Intangible assets are at the core of what we do," says Steve Ruffini, CFO of HIT Entertainment. "Our business is owning and managing intellectual property."
But as anyone who has observed the growing gap between the market and book values of knowledge-intensive companies will testify, getting an idea of the real value of HIT's business isn't easy. Poring over the balance sheets of the small London-listed children's entertainment company certainly won't help.
The frustration now is that even after new international financial reporting standards (IFRS) go into effect next year, HIT's financial statements still won't be able to convey the value of its biggest assets—the brand ownership of Bob the Builder, Barney the Dinosaur, Angelina Ballerina and a host of other characters popular among pre-school children around the world.
HIT's situation is by no means unique. Increasingly, intangibles—ranging from intellectual property and brands to licences and R&D pipelines—dwarf the tangible book assets of all sorts of companies in all sorts of industries. That's left many CFOs in a bind. Most finance chiefs agree that the new accounting standards will not help them supply the depth and breadth of information that the investor community is clamouring for.
Reporting above and beyond the book assets appearing in financial statements "should be a critical exercise for every company wholly or partly dependent on intangibles for its value creation," says Marie-Ange Andrieux, a partner at accounting firm Mazars in Paris. CFOs should be "at the forefront of this process, using their skills in measurement and control to provide additional information to the financial markets to allow them to judge companies more precisely."
But can finance chiefs rise to the challenge to bring intangibles into sharper focus? The jury is out, amid plenty of debate within finance circles on how—and even whether—it can be done.

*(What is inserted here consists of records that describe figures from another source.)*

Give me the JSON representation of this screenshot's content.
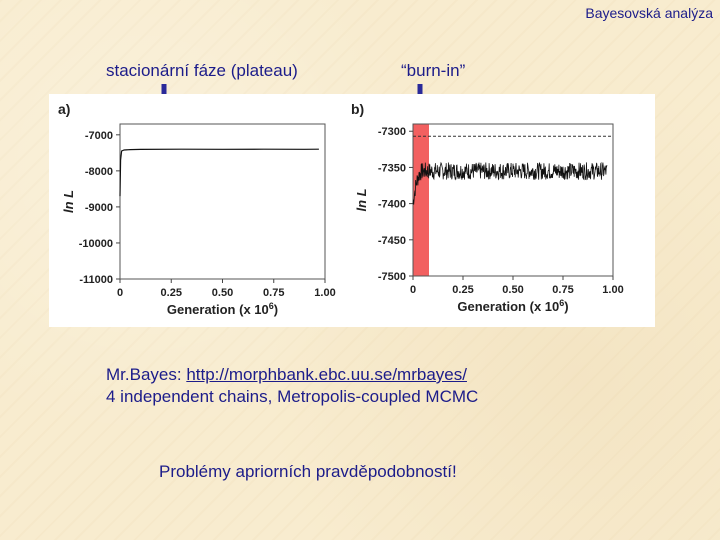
{
  "slide": {
    "title": "Bayesovská analýza",
    "label_left": "stacionární fáze (plateau)",
    "label_right": "“burn-in”",
    "mrbayes_prefix": "Mr.Bayes: ",
    "mrbayes_url": "http://morphbank.ebc.uu.se/mrbayes/",
    "chains_text": "4 independent chains, Metropolis-coupled MCMC",
    "warning": "Problémy apriorních pravděpodobností!"
  },
  "colors": {
    "text": "#1c1c8a",
    "arrow": "#2a2a9a",
    "burnin_highlight": "#f26060",
    "background": "#f8eccf"
  },
  "chart_data": [
    {
      "type": "line",
      "panel_label": "a)",
      "ylabel": "ln L",
      "xlabel_main": "Generation (x 10",
      "xlabel_sup": "6",
      "xlabel_close": ")",
      "xlim": [
        0,
        1.0
      ],
      "ylim": [
        -11000,
        -6700
      ],
      "x_ticks": [
        0,
        0.25,
        0.5,
        0.75,
        1.0
      ],
      "x_tick_labels": [
        "0",
        "0.25",
        "0.50",
        "0.75",
        "1.00"
      ],
      "y_ticks": [
        -7000,
        -8000,
        -9000,
        -10000,
        -11000
      ],
      "y_tick_labels": [
        "-7000",
        "-8000",
        "-9000",
        "-10000",
        "-11000"
      ],
      "series": [
        {
          "x": [
            0,
            0.003,
            0.008,
            0.02,
            0.05,
            0.1,
            0.3,
            0.5,
            0.7,
            0.9,
            0.97
          ],
          "y": [
            -8700,
            -7700,
            -7450,
            -7420,
            -7410,
            -7405,
            -7400,
            -7402,
            -7400,
            -7401,
            -7400
          ]
        }
      ]
    },
    {
      "type": "line",
      "panel_label": "b)",
      "ylabel": "ln L",
      "xlabel_main": "Generation (x 10",
      "xlabel_sup": "6",
      "xlabel_close": ")",
      "xlim": [
        0,
        1.0
      ],
      "ylim": [
        -7500,
        -7290
      ],
      "x_ticks": [
        0,
        0.25,
        0.5,
        0.75,
        1.0
      ],
      "x_tick_labels": [
        "0",
        "0.25",
        "0.50",
        "0.75",
        "1.00"
      ],
      "y_ticks": [
        -7300,
        -7350,
        -7400,
        -7450,
        -7500
      ],
      "y_tick_labels": [
        "-7300",
        "-7350",
        "-7400",
        "-7450",
        "-7500"
      ],
      "burnin_range": [
        0,
        0.08
      ],
      "reference_line_y": -7307,
      "trace": {
        "x_start": 0.0,
        "x_end": 0.97,
        "mean_start": -7400,
        "mean_plateau": -7355,
        "amplitude": 12
      }
    }
  ]
}
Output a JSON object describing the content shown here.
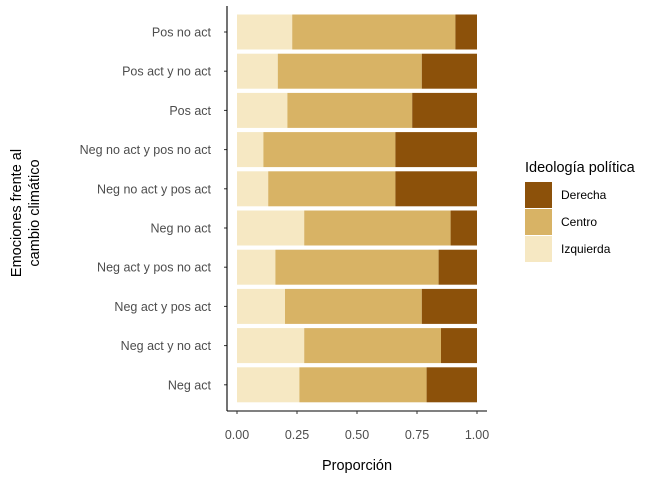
{
  "chart_data": {
    "type": "bar",
    "orientation": "horizontal",
    "stacked": true,
    "xlabel": "Proporción",
    "ylabel_lines": [
      "Emociones frente al",
      "cambio climático"
    ],
    "xlim": [
      0,
      1
    ],
    "xticks": [
      "0.00",
      "0.25",
      "0.50",
      "0.75",
      "1.00"
    ],
    "grid": false,
    "legend_position": "right",
    "legend_title": "Ideología política",
    "categories": [
      "Pos no act",
      "Pos act y no act",
      "Pos act",
      "Neg no act y pos no act",
      "Neg no act y pos act",
      "Neg no act",
      "Neg act y pos no act",
      "Neg act y pos act",
      "Neg act y no act",
      "Neg act"
    ],
    "series": [
      {
        "name": "Izquierda",
        "color": "#F6E8C3",
        "values": [
          0.23,
          0.17,
          0.21,
          0.11,
          0.13,
          0.28,
          0.16,
          0.2,
          0.28,
          0.26
        ]
      },
      {
        "name": "Centro",
        "color": "#D8B365",
        "values": [
          0.68,
          0.6,
          0.52,
          0.55,
          0.53,
          0.61,
          0.68,
          0.57,
          0.57,
          0.53
        ]
      },
      {
        "name": "Derecha",
        "color": "#8C510A",
        "values": [
          0.09,
          0.23,
          0.27,
          0.34,
          0.34,
          0.11,
          0.16,
          0.23,
          0.15,
          0.21
        ]
      }
    ],
    "legend_order": [
      "Derecha",
      "Centro",
      "Izquierda"
    ]
  }
}
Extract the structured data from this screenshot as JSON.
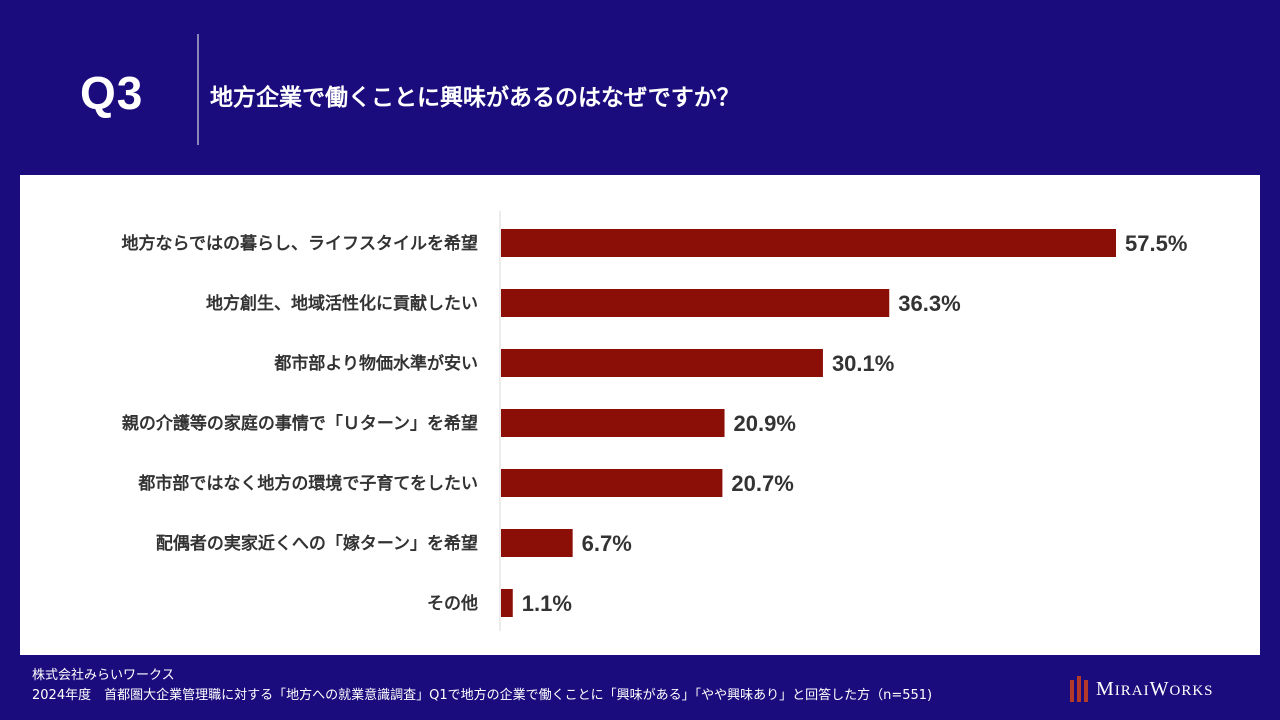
{
  "header": {
    "q_label": "Q3",
    "title": "地方企業で働くことに興味があるのはなぜですか？"
  },
  "chart_data": {
    "type": "bar",
    "orientation": "horizontal",
    "categories": [
      "地方ならではの暮らし、ライフスタイルを希望",
      "地方創生、地域活性化に貢献したい",
      "都市部より物価水準が安い",
      "親の介護等の家庭の事情で「Ｕターン」を希望",
      "都市部ではなく地方の環境で子育てをしたい",
      "配偶者の実家近くへの「嫁ターン」を希望",
      "その他"
    ],
    "values": [
      57.5,
      36.3,
      30.1,
      20.9,
      20.7,
      6.7,
      1.1
    ],
    "value_labels": [
      "57.5%",
      "36.3%",
      "30.1%",
      "20.9%",
      "20.7%",
      "6.7%",
      "1.1%"
    ],
    "xlim": [
      0,
      60
    ],
    "bar_color": "#8b0f06",
    "grid": false
  },
  "footer": {
    "company": "株式会社みらいワークス",
    "source": "2024年度　首都圏大企業管理職に対する「地方への就業意識調査」Q1で地方の企業で働くことに「興味がある」「やや興味あり」と回答した方（n=551)"
  },
  "logo": {
    "text": "MiraiWorks"
  },
  "colors": {
    "background": "#1a0c7c",
    "panel": "#ffffff",
    "bar": "#8b0f06",
    "label_text": "#333333"
  }
}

One thing is for sure, the debate will heat up soon. Starting next year, new rules on accounting for business combinations from the International Accounting Standards Board (IASB) will bring the issue of intangibles reporting to the fore. According to Stuart Whitwell, a partner at Intangible Business, a London-based consultancy, the proposed standards "will focus the minds of management, forcing them to manage brands and other intangibles as they would manage any other type of asset."
On the evidence of the exposure draft and subsequent announcements, the IASB's line of thinking is very similar to two US standards approved in 2001—FAS 141 on business combinations and FAS 142 on goodwill and other intangible assets. As in the US standards, there are three changes under discussion—the abolition of merger accounting, otherwise known as pooling of interests; the non-amortisation of goodwill; and a new impairment test for goodwill and other intangible assets. The latest word from the IASB is that the new standards— revising IAS 22 on business combinations, IAS 36 on asset impairment and IAS 38 on intangible assets—will be in place by the end of the first quarter 2004.
Among CFOs the reaction has been mixed. One of the three changes in particular—the impairment test—is drawing a lot of fire. As far as Kurt Bock, CFO of BASF, the German chemicals giant, is concerned, the tests promise to be "a very cumbersome and laborious process."
If the IASB has its way, companies will have to undertake impairment tests at least once a year. First, all goodwill and intangibles with an indefinite useful life acquired in an acquisition must be allocated to a company's smallest individual cash-generating unit—which is something that most companies are not accustomed to doing. The fair value of the reporting unit must then be calculated and compared to its book value. If the fair value is less than the book, the fair value of each of the assets and liabilities of the reporting unit must be calculated, including internally-generated intangible assets that are not recorded on the balance sheet and therefore may never have been valued before.
This doesn't sit well with Bock. "How is it possible to value intangibles in a consistent way across companies and countries, and in a way that a third party can claim is a due process and really works correctly?" Bock asks. "The lack of a theoretical foundation cannot be overcome—it exposes accounting to a grey area of guesswork and speculation, and that's probably the last thing we need right now." For the time being, Bock says BASF, which carried around €3.5 billion of intangibles on its balance sheet as of December last year—or around 10% of the firm's total asset base—is content not to capitalise anything "unless we really have to."
Ruffini of HIT shares Bock's concerns—to a point. HIT, currently reporting under UK GAAP, is "saddled with taking a goodwill charge, which our US competitors don't have in their earnings per share," he says.
Yet, what's troubling Ruffini is that the new IFRS standards still won't enable companies to capitalise the costs of creating and developing their own intangible assets in the same way that they do with home-grown tangible assets such as software. The new rules alone, he concludes, aren't able to provide the "full picture" of how a company is creating value from its intangibles.